Sistem pajak di Indonesia dalam pemungutanya didasarkan pada undang-undang dasar 1945 pasal 23A ayat 1 yang berbunyi "pajak dan pungutan lain yang bersifat memaksa untuk keperluan negara diatur dengan undang-undang". Atas dasar ini pemerintah melakukan perluasan dengan mengimplementasikan undang-undang republik Indonesia nomor 28 tahun 2007 tentang ketentuan  umum dan tata cara perpajakan. 

Secara garis besar intensifikasi pajak selalu berada dalam kontrol publik, sehingga pajak merupakan langkah yang tepat dilakukan oleh pemerintah daerah untuk memperoleh pendapatan asli daerah, sedangkan retribusi sangat erat kaitanya dengan prinsip pemulihan biaya atau ditujukan untuk menutupi biaya operasional,pemeliharaan,depresiasi dan pembayaran utang. Kesimpulan dari prinsip pajak sendiri adalah kontraprestasi sedangkan retribusi mempunyai mempunyai sistem balas jasa secara langsung.


Kebijakan antara pajak dengan retribusi diatur dalam Undang-Undang Nomor 28 tahun 2009 tentang pajak daerah dan retribusi daerah, secara luas retribusi pajak daerah itu meliputi pajak hotel,restoran,hinburan,reklame,parkir dll. Wujud dari pajak tersebut digunakan untuk pembangunan dalam suatu negara antara lain, untuk membiayai investasi total, untuk membiayai pembayaran hutang dan menambah dana yang digunakan untuk investasi di masa depan. Sedangkan retribusi mempunyai wujud antara lain sebagai alat untuk mengatur pemanfaatan sarana dan prasarana dan pembayaran atas penggunaan prasarana serta jasa.

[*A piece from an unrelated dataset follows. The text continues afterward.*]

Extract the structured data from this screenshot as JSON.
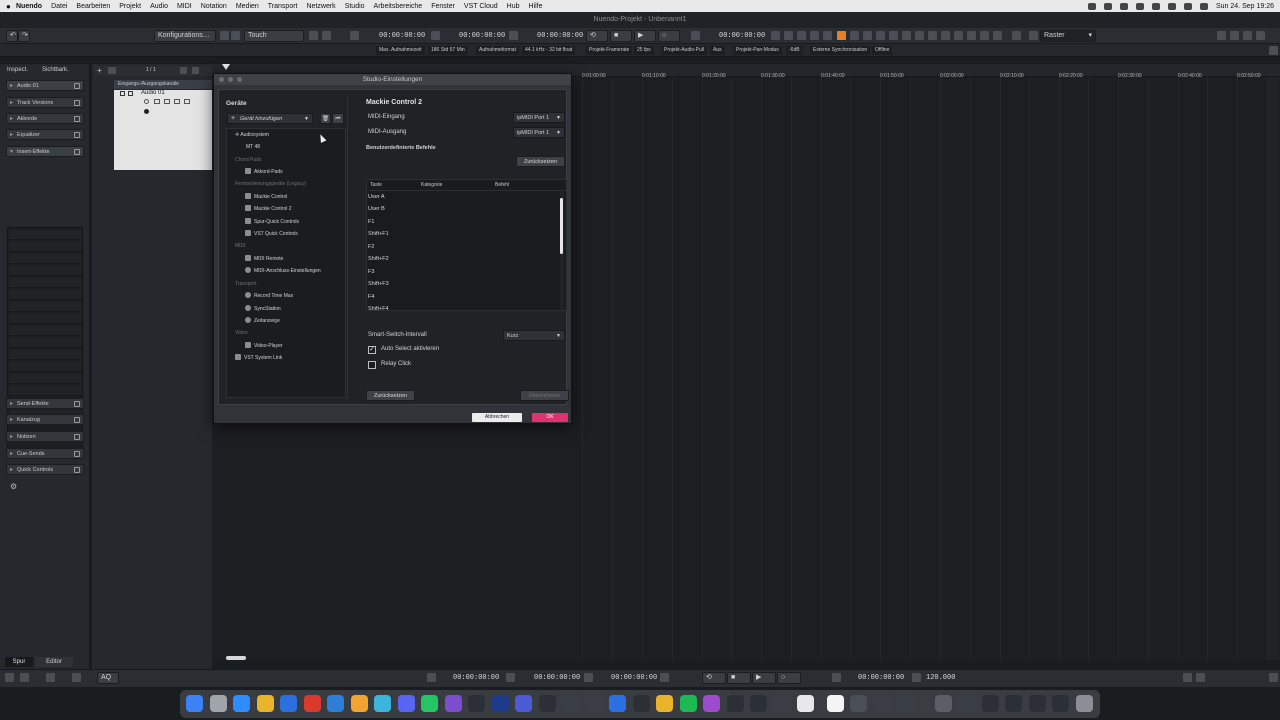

Sejarah pemungutan pajak berawal dari pemberian sukarela oleh rakyat kepada raja untuk memelihara kepentingan kerajaan seperti untuk membayar keamanan, pertahanan, dan pegawai kerajaan serta lainnya. Dan bagi penduduk yang tidak dapat membayar pajak dapat melakukan pekerjaan-pekerjaan tertentu dalam waktu yang ditentukan. Serta orang-orang yang memiliki status tinggi taua kaya dapat membebaskan diri dari kewajiban pekerjaan umum tadi dengan membayar ganti rugi. Pajak sendiri juga menjadi sebab dari timbulnya revolusi Perancis. Di Perancis sebelum timbulnya revolusi, kelas- kelas seperti para pemuka agama dan penguasa dibebaskan dari pajak dengan dalih telah berjasa kepada negara. Sedangkan rakyat pada waktu itu dibebankan pajak dan pungutan-pungutan lain yang memberatkan. Pada saat berlangsungnya revolusi Perancis lahirlah semboyan yang diteriakkan oleh rakyat Perancis yang berbunyi : "bahwa pemungutan pajak harus diselenggrakan secara umum dan merata".
Pajak merupakan intrumen terpenting dalam sistem penyelenggaraan negara. Menurut Prof. Rochmat Soemitro, pajak adalah iuran rakyat kepada negara berdasarkan undang-undang (dapat dipaksakan), yang langsung dapat ditunjuk dan digunakan untuk membiayai pembangunan. Tanpa adanya pajak, pembangunan akan terhenti karena tidak ada sumber pembiayaan. Di Indonesia salah satu faktor yang mendukung keberhasilan pembangunan adalah lahirnya Undang-Undang Pajak Nasional, yang terdiri dari Undang-Undang No. 6 Tahun 1983, Undang-Undang No. 7 Tahun 1983, Undang-Undang No. 8 Tahun 1984, dan Undang-Undang No. 18 Tahun 2000.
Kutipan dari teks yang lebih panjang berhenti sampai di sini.